On the 10th day of the search, a British rescue diver finally found the team, all alive and relatively healthy, in a cavern three miles from the cave’s mouth.

Officials are now deciding how, and when, to get the starvation-weakened team back out through treacherous, tight and flooded passages. None have ever used scuba gear.

In the meantime, food and medicine are being brought to the trapped team, and military volunteers have stayed with them around the clock.

Video clips taken by a Thai Navy SEAL member show the boys and their coach in the cave, looking skinny but seemingly healthy and in good spirits.

Divers reached them Monday night and have been taking them food, medicine and other supplies as officials and diving experts try to figure out how to extract them from the Tham Luang Cave.

In one clip, the boys are sitting, some wrapped in space blankets, as Lt. Col. Dr. Phak Lohanchun, an army doctor who has SEAL training, puts disinfectant on their cuts.

Phak mentions the rigor of that training and, holding the disinfectant, tells the boys: “I had wounds all over my body. I couldn’t take a bath. To heal the wounds, I had to apply this all over.”

The diver taking the video says to a boy who appears to be one of the youngest, “Show me your smile.”

The boy smiles shyly and holds up two fingers.

In another video, the boys speak briefly in turn to the camera, giving their names and saying they are healthy.

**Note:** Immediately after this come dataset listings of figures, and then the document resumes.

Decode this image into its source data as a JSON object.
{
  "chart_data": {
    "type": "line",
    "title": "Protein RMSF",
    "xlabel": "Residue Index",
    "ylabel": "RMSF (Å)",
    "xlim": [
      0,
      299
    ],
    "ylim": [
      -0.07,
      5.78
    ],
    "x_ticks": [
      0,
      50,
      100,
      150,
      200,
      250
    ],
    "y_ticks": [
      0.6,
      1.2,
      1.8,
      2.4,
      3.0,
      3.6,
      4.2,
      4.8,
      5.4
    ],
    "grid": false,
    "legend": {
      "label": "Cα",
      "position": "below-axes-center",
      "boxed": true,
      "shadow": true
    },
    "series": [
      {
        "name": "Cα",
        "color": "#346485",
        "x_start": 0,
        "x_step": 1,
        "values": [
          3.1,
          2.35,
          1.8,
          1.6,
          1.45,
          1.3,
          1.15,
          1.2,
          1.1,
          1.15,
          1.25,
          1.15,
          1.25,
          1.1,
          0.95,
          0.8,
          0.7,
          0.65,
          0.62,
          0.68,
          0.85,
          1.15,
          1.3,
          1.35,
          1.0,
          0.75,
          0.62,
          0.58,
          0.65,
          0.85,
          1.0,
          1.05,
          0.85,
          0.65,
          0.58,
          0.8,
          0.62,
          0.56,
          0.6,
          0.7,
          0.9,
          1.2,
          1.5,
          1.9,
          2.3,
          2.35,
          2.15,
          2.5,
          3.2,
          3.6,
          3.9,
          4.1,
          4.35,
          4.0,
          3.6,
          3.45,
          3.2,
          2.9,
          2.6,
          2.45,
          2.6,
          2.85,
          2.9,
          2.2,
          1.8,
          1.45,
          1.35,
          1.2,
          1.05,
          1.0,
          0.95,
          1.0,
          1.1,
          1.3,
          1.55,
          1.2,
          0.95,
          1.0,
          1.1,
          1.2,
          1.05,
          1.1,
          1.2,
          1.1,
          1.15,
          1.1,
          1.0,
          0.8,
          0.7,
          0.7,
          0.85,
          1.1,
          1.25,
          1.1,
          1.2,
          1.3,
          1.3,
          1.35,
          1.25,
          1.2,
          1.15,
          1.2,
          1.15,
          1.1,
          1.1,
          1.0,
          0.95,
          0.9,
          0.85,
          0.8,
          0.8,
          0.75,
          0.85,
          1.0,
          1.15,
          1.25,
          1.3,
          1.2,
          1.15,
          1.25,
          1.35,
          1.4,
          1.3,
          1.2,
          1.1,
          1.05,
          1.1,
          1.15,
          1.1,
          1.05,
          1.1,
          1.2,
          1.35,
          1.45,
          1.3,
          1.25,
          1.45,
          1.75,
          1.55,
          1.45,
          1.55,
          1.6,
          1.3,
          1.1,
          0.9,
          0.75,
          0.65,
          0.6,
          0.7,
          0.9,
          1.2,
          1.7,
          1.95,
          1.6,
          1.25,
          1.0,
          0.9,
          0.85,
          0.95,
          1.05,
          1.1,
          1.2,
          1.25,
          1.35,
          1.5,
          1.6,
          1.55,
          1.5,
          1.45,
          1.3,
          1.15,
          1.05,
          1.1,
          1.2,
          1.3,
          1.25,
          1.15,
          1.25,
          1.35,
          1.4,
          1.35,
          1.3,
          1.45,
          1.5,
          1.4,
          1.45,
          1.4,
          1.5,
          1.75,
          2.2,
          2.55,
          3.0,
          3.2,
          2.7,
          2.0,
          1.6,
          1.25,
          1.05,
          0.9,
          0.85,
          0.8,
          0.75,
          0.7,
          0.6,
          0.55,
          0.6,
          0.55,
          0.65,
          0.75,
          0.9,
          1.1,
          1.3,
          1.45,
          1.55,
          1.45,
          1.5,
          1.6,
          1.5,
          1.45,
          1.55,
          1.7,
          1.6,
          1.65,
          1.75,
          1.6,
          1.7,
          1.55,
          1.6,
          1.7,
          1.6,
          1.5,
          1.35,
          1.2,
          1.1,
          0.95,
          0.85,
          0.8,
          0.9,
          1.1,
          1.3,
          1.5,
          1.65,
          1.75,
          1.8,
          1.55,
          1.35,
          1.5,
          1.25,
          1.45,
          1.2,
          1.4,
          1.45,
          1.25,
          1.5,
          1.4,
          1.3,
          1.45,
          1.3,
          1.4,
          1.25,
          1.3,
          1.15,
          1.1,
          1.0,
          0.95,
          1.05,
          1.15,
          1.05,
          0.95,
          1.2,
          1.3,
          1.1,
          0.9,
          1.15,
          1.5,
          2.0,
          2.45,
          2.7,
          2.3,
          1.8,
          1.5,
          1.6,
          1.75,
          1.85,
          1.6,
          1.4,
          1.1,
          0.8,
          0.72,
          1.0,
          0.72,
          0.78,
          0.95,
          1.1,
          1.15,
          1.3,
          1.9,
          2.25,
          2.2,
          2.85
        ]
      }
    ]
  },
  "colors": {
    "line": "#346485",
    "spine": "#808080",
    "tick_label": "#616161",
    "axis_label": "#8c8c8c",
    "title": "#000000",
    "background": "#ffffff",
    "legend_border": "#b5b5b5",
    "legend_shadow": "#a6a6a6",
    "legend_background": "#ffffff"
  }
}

“What do the 13 of you want to say to your fans?” the doctor asks. “Everybody in this world has been following your news.”

The videos were originally posted on the Facebook page of Forest Records, a Thai indie label that recorded a song by a band in which Phak performs. Two are also hosted on the Royal Thai Navy Facebook page.

A Thai Navy captain has raised the possibility that, in the worst-case scenario, the 12 boys and their coach could be in Tham Luang Cave until the end of the July-to-November rainy season.

Several experts say that it would be better to extract the group much sooner, and that several factors would work in rescuers’ favor. But they also acknowledge that any rescue would carry unavoidable risks.

Dinko Novosel, the president of the European Cave Rescue Association, said one positive factor is the Thai cave’s warm air temperature. Cold air was a risk, he noted, during the 2014 rescue of Johann Westhauser, who had been trapped nearly 4,000 feet below ground in Germany’s deepest cavern. (Westhauser was saved after more than 11 days in a rescue operation that required 728 people.)

Above all, Novosel said, he was confident that the rescue effort in Tham Luang Cave would succeed because the British divers involved are world-renowned specialists.

“The British are best when there’s water in a cave,” he said in a telephone interview from Croatia.

But Chris Boardman, the national safeguarding officer for the British Caving Association, said a rescue would be “tricky” because divers would need to take diving equipment into the cave, teach the children how to use it and bring them out, one at a time, through flooded passages.

What’s more, Novosel said, a key to escaping from a narrow, flooded cave passage is an ability to conserve air and maintain one’s confidence and composure.

“These are kids, and they will probably be scared,” he said. “When a person is scared, he uses so much air. So this is delicate — very delicate.”